This Python3 CGI HTTPS server used to work a few weeks (or months) ago, but now no longer works under Linux (Ubuntu). I tried on Ubuntu 10.04 and Ubuntu 14.04 and the behavior is the same.
Now when I try to access any CGI script I am getting:
Secure Connection Failed
An error occurred during a connection to 127.0.0.1:4443. SSL received a record that exceeded the maximum permissible length. (Error code: ssl_error_rx_record_too_long)
server_address = ('', 4443)
cert = os.path.abspath('./server.pem')
handler = http.server.CGIHTTPRequestHandler
handler.cgi_directories = ['/cgi-bin']
httpd = http.server.HTTPServer(server_address, handler)
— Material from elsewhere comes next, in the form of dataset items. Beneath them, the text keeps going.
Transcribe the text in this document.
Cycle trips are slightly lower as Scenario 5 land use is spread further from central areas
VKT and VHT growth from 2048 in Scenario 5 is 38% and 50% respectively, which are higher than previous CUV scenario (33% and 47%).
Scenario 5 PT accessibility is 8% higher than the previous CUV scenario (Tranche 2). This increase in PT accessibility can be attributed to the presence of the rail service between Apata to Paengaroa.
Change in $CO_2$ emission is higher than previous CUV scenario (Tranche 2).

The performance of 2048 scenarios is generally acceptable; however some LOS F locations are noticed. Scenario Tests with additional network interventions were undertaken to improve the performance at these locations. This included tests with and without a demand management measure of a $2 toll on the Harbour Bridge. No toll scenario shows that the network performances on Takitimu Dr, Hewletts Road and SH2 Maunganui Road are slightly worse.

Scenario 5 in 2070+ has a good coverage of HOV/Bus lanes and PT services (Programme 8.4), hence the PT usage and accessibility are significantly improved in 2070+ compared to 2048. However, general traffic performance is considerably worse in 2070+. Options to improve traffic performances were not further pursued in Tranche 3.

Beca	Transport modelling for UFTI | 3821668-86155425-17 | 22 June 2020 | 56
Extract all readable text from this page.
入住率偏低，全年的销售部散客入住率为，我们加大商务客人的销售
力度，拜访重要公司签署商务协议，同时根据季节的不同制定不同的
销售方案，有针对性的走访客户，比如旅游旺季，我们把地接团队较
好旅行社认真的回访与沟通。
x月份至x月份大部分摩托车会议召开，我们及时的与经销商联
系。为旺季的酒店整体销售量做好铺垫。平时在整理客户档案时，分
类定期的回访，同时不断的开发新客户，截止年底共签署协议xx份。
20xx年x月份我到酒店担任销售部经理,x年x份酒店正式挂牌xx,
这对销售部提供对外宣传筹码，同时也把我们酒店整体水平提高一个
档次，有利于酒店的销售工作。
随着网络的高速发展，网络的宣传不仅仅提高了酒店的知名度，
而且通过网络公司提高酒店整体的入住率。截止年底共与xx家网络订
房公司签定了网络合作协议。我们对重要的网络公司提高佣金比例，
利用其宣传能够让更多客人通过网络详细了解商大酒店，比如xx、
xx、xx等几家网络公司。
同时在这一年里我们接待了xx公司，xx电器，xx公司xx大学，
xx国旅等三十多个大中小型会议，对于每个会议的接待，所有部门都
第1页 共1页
httpd.socket = ssl.wrap_socket(httpd.socket, server_side=True,
print ("Server started...")
File "/usr/lib/python3.4/ssl.py", line 618, in read
v = self._sslobj.read(len, buffer)
ssl.SSLError: [SSL: SSLV3_ALERT_UNEXPECTED_MESSAGE] sslv3 alert unexpected message (_ssl.c:1767)
The solution is to add:
http.server.CGIHTTPRequestHandler.have_fork=False # Force the use of a subprocess
before starting the server.
This is required for Mac and Unix implementation because, for efficiency reasons, they employ a fork to start the process that executes the CGI rather than creating a subprocess as used by other implementations (i.e. Windows). In a non-wrapped CGI implementation the fork works fine and the output is sent to the socket correctly, however, when the socket is SSL wrapped things go terribly wrong.
The solution is to force the Unix and Mac implementations to use a subprocess leaving the SSL socket happily working and having the Python Server transfer the output of the CGI script to the client while translating the output into SSL.
I still have no clue why this used to work!